PREVIEW
Fears of mass demonstrations after leading oppositionist excluded from next month's elections.
Confirmation that opposition leader Ousmane Sonko, will not be on the ballot for February's presidential elections came after the electoral commission announced the 20 candidates who have been approved to contest the first round on 25 February (AC Vol 65 No 1, Sonko's long walk to the ballot box).
Karim Wade, the son of former Senegalese President Abdoulaye Wade, was also declared ineligible for the ballot.
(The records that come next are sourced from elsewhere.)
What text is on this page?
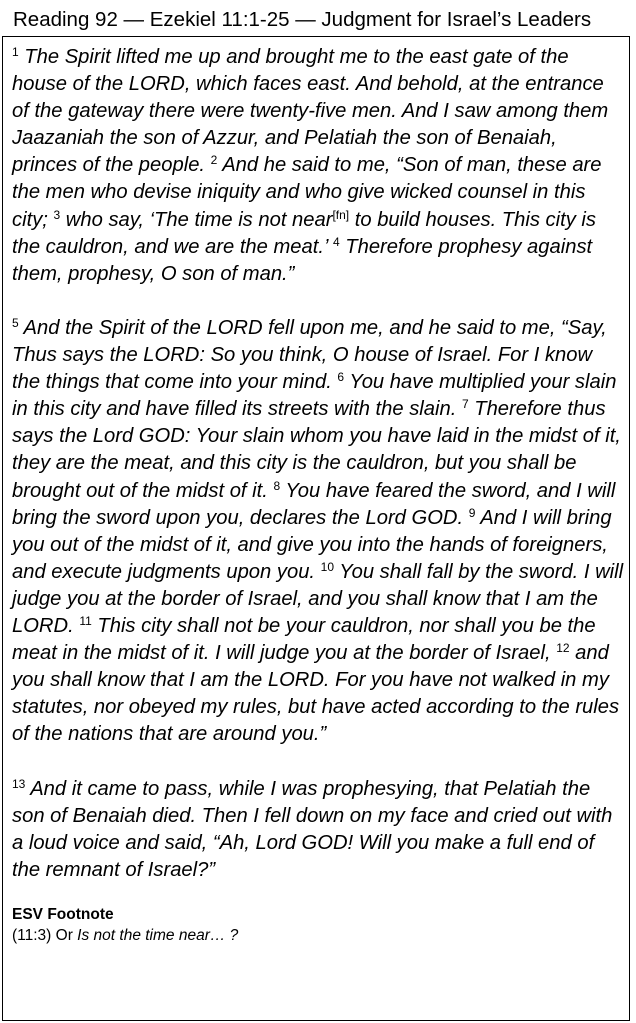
Reading 92 — Ezekiel 11:1-25 — Judgment for Israel’s Leaders

$^1$ The Spirit lifted me up and brought me to the east gate of the house of the LORD, which faces east. And behold, at the entrance of the gateway there were twenty-five men. And I saw among them Jaazaniah the son of Azzur, and Pelatiah the son of Benaiah, princes of the people. $^2$ And he said to me, “Son of man, these are the men who devise iniquity and who give wicked counsel in this city; $^3$ who say, ‘The time is not near[fn] to build houses. This city is the cauldron, and we are the meat.’ $^4$ Therefore prophesy against them, prophesy, O son of man.”

$^5$ And the Spirit of the LORD fell upon me, and he said to me, “Say, Thus says the LORD: So you think, O house of Israel. For I know the things that come into your mind. $^6$ You have multiplied your slain in this city and have filled its streets with the slain. $^7$ Therefore thus says the Lord GOD: Your slain whom you have laid in the midst of it, they are the meat, and this city is the cauldron, but you shall be brought out of the midst of it. $^8$ You have feared the sword, and I will bring the sword upon you, declares the Lord GOD. $^9$ And I will bring you out of the midst of it, and give you into the hands of foreigners, and execute judgments upon you. $^{10}$ You shall fall by the sword. I will judge you at the border of Israel, and you shall know that I am the LORD. $^{11}$ This city shall not be your cauldron, nor shall you be the meat in the midst of it. I will judge you at the border of Israel, $^{12}$ and you shall know that I am the LORD. For you have not walked in my statutes, nor obeyed my rules, but have acted according to the rules of the nations that are around you.”

$^{13}$ And it came to pass, while I was prophesying, that Pelatiah the son of Benaiah died. Then I fell down on my face and cried out with a loud voice and said, “Ah, Lord GOD! Will you make a full end of the remnant of Israel?”

ESV Footnote
(11:3) Or Is not the time near… ?
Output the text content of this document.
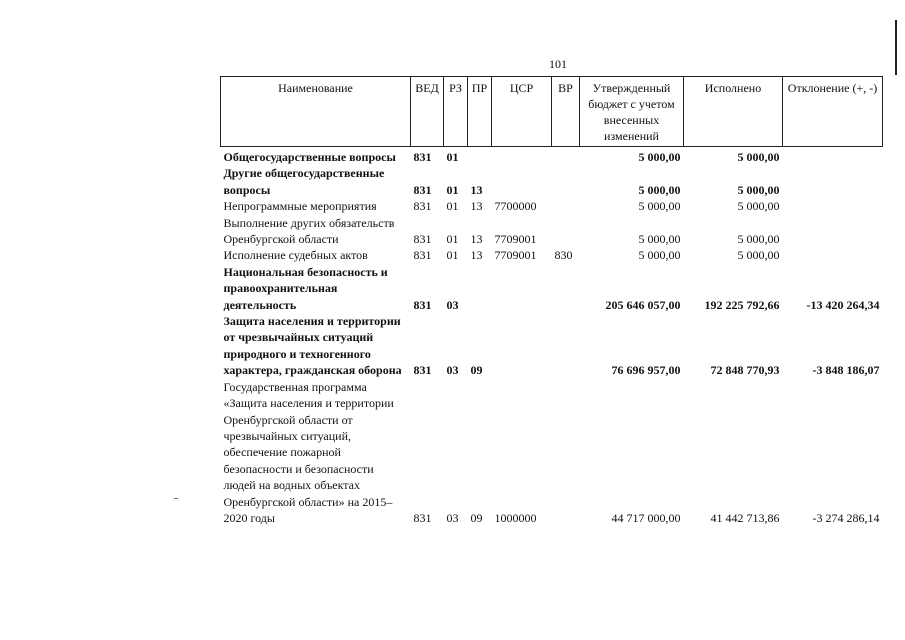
101
Наименование	ВЕД	РЗ	ПР	ЦСР	ВР	Утвержденный бюджет с учетом внесенных изменений	Исполнено	Отклонение (+, -)
Общегосударственные вопросы	831	01				5 000,00	5 000,00	
Другие общегосударственные вопросы	831	01	13			5 000,00	5 000,00	
Непрограммные мероприятия	831	01	13	7700000		5 000,00	5 000,00	
Выполнение других обязательств Оренбургской области	831	01	13	7709001		5 000,00	5 000,00	
Исполнение судебных актов	831	01	13	7709001	830	5 000,00	5 000,00	
Национальная безопасность и правоохранительная деятельность	831	03				205 646 057,00	192 225 792,66	-13 420 264,34
Защита населения и территории от чрезвычайных ситуаций природного и техногенного характера, гражданская оборона	831	03	09			76 696 957,00	72 848 770,93	-3 848 186,07
Государственная программа «Защита населения и территории Оренбургской области от чрезвычайных ситуаций, обеспечение пожарной безопасности и безопасности людей на водных объектах Оренбургской области» на 2015–2020 годы	831	03	09	1000000		44 717 000,00	41 442 713,86	-3 274 286,14
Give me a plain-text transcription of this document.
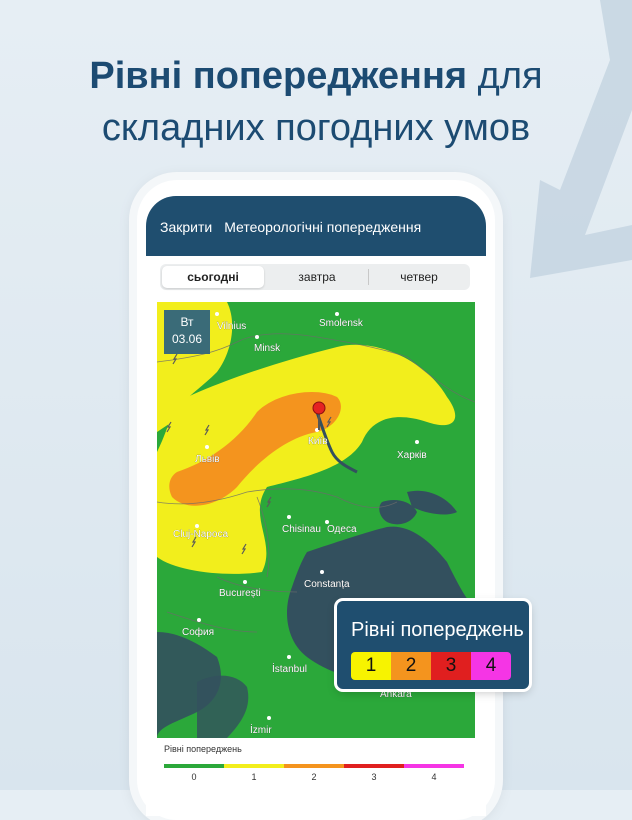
Рівні попередження для
складних погодних умов
Закрити Метеорологічні попередження
сьогодні	завтра	четвер
Vilnius	Smolensk
Minsk
Київ
Харків
Львів
Cluj-Napoca	Chisinau Одеса
Constanța
București
София
İstanbul
Ankara
İzmir
Вт
03.06
Рівні попереджень
0	1	2	3	4
Рівні попереджень
1	2	3	4
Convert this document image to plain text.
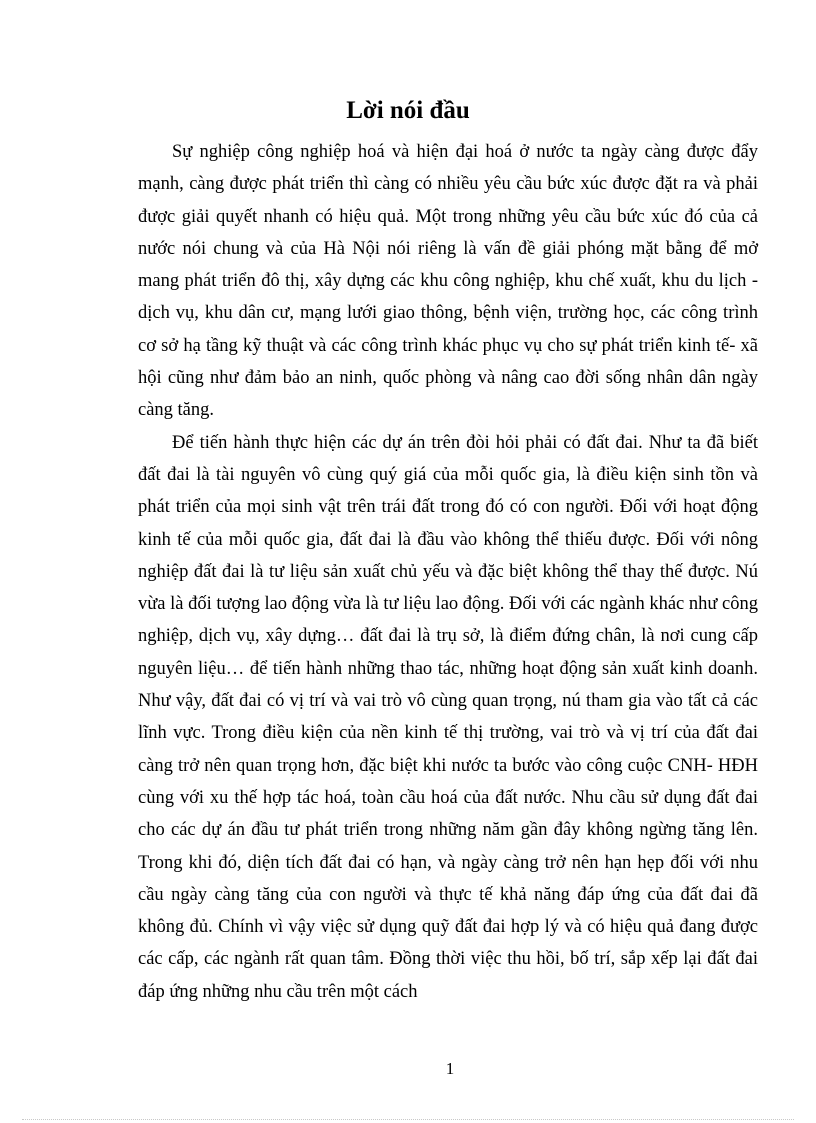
Lời nói đầu

Sự nghiệp công nghiệp hoá và hiện đại hoá ở nước ta ngày càng được đẩy mạnh, càng được phát triển thì càng có nhiều yêu cầu bức xúc được đặt ra và phải được giải quyết nhanh có hiệu quả. Một trong những yêu cầu bức xúc đó của cả nước nói chung và của Hà Nội nói riêng là vấn đề giải phóng mặt bằng để mở mang phát triển đô thị, xây dựng các khu công nghiệp, khu chế xuất, khu du lịch - dịch vụ, khu dân cư, mạng lưới giao thông, bệnh viện, trường học, các công trình cơ sở hạ tầng kỹ thuật và các công trình khác phục vụ cho sự phát triển kinh tế- xã hội cũng như đảm bảo an ninh, quốc phòng và nâng cao đời sống nhân dân ngày càng tăng.

Để tiến hành thực hiện các dự án trên đòi hỏi phải có đất đai. Như ta đã biết đất đai là tài nguyên vô cùng quý giá của mỗi quốc gia, là điều kiện sinh tồn và phát triển của mọi sinh vật trên trái đất trong đó có con người. Đối với hoạt động kinh tế của mỗi quốc gia, đất đai là đầu vào không thể thiếu được. Đối với nông nghiệp đất đai là tư liệu sản xuất chủ yếu và đặc biệt không thể thay thế được. Nú vừa là đối tượng lao động vừa là tư liệu lao động. Đối với các ngành khác như công nghiệp, dịch vụ, xây dựng… đất đai là trụ sở, là điểm đứng chân, là nơi cung cấp nguyên liệu… để tiến hành những thao tác, những hoạt động sản xuất kinh doanh. Như vậy, đất đai có vị trí và vai trò vô cùng quan trọng, nú tham gia vào tất cả các lĩnh vực. Trong điều kiện của nền kinh tế thị trường, vai trò và vị trí của đất đai càng trở nên quan trọng hơn, đặc biệt khi nước ta bước vào công cuộc CNH- HĐH cùng với xu thế hợp tác hoá, toàn cầu hoá của đất nước. Nhu cầu sử dụng đất đai cho các dự án đầu tư phát triển trong những năm gần đây không ngừng tăng lên. Trong khi đó, diện tích đất đai có hạn, và ngày càng trở nên hạn hẹp đối với nhu cầu ngày càng tăng của con người và thực tế khả năng đáp ứng của đất đai đã không đủ. Chính vì vậy việc sử dụng quỹ đất đai hợp lý và có hiệu quả đang được các cấp, các ngành rất quan tâm. Đồng thời việc thu hồi, bố trí, sắp xếp lại đất đai đáp ứng những nhu cầu trên một cách

1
The commission said Wade had dual citizenship when he declared his presidential candidacy.
On social media site X (formerly Twitter), Wade vowed 'to take part in the election in one way or another'.
Earlier this month, Senegal's Constitutional Council said that Sonko's six-month suspended sentence following his conviction for defamation made him ineligible to stand in elections for five years.
Sonko's Pastef Les Patriotes called the move 'the most dangerous precedent in the political history of Senegal.'
Pastef will have a candidate in the elections after the nomination papers for its alternative candidate, general secretary, Bassirou Diomaye Faye, a United States-based academic, were approved by the electoral commission. Yet there are doubts that Faye will be able to mobilise the youth vote who had flocked to Sonko.
The big winner from this is Prime Minister Amadou Ba, who has been anointed by President Macky Sall as his chosen successor and candidate for the ruling Benno Bokk Yakaar (BBY) party. Unlike his rivals, the technocrat Ba is untested on the campaign trail, and local pundits doubt that he or any other candidate will obtain the 50% vote share needed to win on the first ballot.
Alongside Faye, Ba's main rivals will include former mayor of Dakar, Khalifa Sall. Having struck a deal with Macky Sall's government as part of last year's 'national dialogue' talks, Khalifa Sall has been allowed to stand despite a past conviction for financial misappropriation.
He is joined on the ballot by former prime minister Idrissa Seck, who has hired Bruce Fryer, a US advisor for the non-profit Vanguard Africa and Future Pact, a Washington DC lobby outfit (AC Vol 64 No 19,Seck seeks DC clout).